Thursday, April 19, 2007

Reflection #8: Blindness on M. Butterfly

Certainly there are two types of blindness, the blindness as an impediment or illness and blindness as product of stupidity and ignorance. More than crazy, you should have severe mental disease critical enough to not to think that, as a man, you have to look below the navel to ensure that the selected merchandize have with it all the required and appropriate equipment as a factory default of course.

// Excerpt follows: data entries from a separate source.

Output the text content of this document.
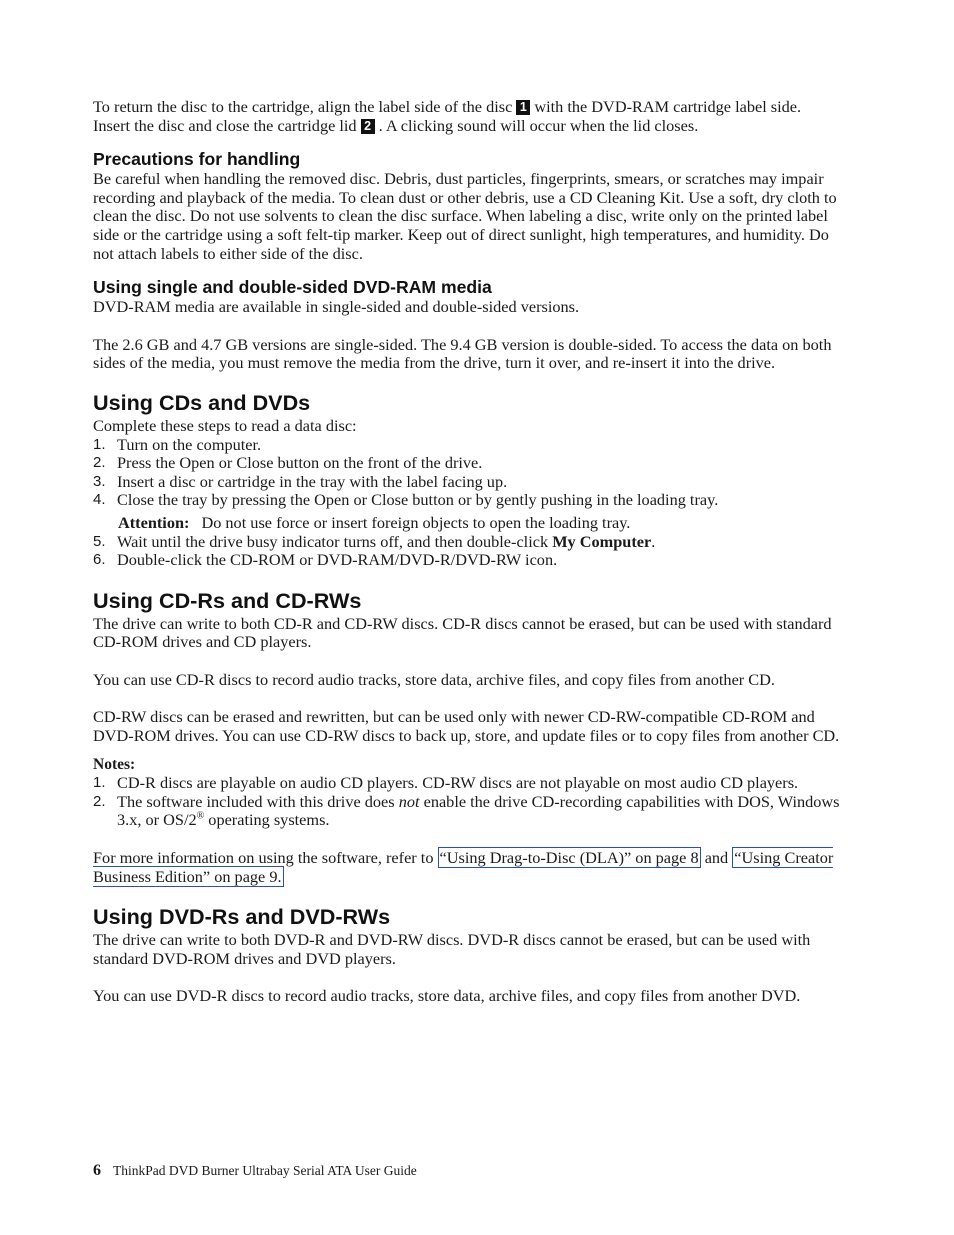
To return the disc to the cartridge, align the label side of the disc 1 with the DVD-RAM cartridge label side. Insert the disc and close the cartridge lid 2 . A clicking sound will occur when the lid closes.

Precautions for handling

Be careful when handling the removed disc. Debris, dust particles, fingerprints, smears, or scratches may impair recording and playback of the media. To clean dust or other debris, use a CD Cleaning Kit. Use a soft, dry cloth to clean the disc. Do not use solvents to clean the disc surface. When labeling a disc, write only on the printed label side or the cartridge using a soft felt-tip marker. Keep out of direct sunlight, high temperatures, and humidity. Do not attach labels to either side of the disc.

Using single and double-sided DVD-RAM media

DVD-RAM media are available in single-sided and double-sided versions.

The 2.6 GB and 4.7 GB versions are single-sided. The 9.4 GB version is double-sided. To access the data on both sides of the media, you must remove the media from the drive, turn it over, and re-insert it into the drive.

Using CDs and DVDs

Complete these steps to read a data disc:

1. Turn on the computer.
2. Press the Open or Close button on the front of the drive.
3. Insert a disc or cartridge in the tray with the label facing up.
4. Close the tray by pressing the Open or Close button or by gently pushing in the loading tray.

Attention: Do not use force or insert foreign objects to open the loading tray.

5. Wait until the drive busy indicator turns off, and then double-click My Computer.
6. Double-click the CD-ROM or DVD-RAM/DVD-R/DVD-RW icon.
Using CD-Rs and CD-RWs

The drive can write to both CD-R and CD-RW discs. CD-R discs cannot be erased, but can be used with standard CD-ROM drives and CD players.

You can use CD-R discs to record audio tracks, store data, archive files, and copy files from another CD.

CD-RW discs can be erased and rewritten, but can be used only with newer CD-RW-compatible CD-ROM and DVD-ROM drives. You can use CD-RW discs to back up, store, and update files or to copy files from another CD.

Notes:

1. CD-R discs are playable on audio CD players. CD-RW discs are not playable on most audio CD players.
2. The software included with this drive does not enable the drive CD-recording capabilities with DOS, Windows 3.x, or OS/2® operating systems.

For more information on using the software, refer to “Using Drag-to-Disc (DLA)” on page 8 and “Using Creator Business Edition” on page 9.

Using DVD-Rs and DVD-RWs

The drive can write to both DVD-R and DVD-RW discs. DVD-R discs cannot be erased, but can be used with standard DVD-ROM drives and DVD players.

You can use DVD-R discs to record audio tracks, store data, archive files, and copy files from another DVD.

6 ThinkPad DVD Burner Ultrabay Serial ATA User Guide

Everyone knows that love is a so beautiful feeling that, even suffering because of it, you always want more and that this sense of butterflies in the stomach is part of this emotional phase. But how blind could be the love to easily fool someone? This is a question that Gallimard would very anxious to answer. This man not only was stupidly fooled but it was for a so long time that it result incredible to think that a person like Song possess this spectacular power of hypnotic persuasion powerful enough to convince Gallimard that he (Song) is a woman. The most interesting question of all this, surely, is how Gallimard never noticed Song’s third leg? Obviously they should have experimented strange sexual positions in order to hide that so noticeable member and Song’s real sexual orientation. The funniest thing is that the pour Gallimard was convinced and crazily in love with a man, without knowing it, for twenty years. And it continues bothering my existence the fact that I continue asking to myself if he, at any moment, felt curiosity to look at Song’s front equipage or if he ever was interested in front contact. Pour Gallimard, with his shame and dishonor tormenting his soul and, as if it wasn’t enough, in prison doesn’t had more remedy than drown with his depression and confusion which, without doubt, were the motives of his sudden suicidal act.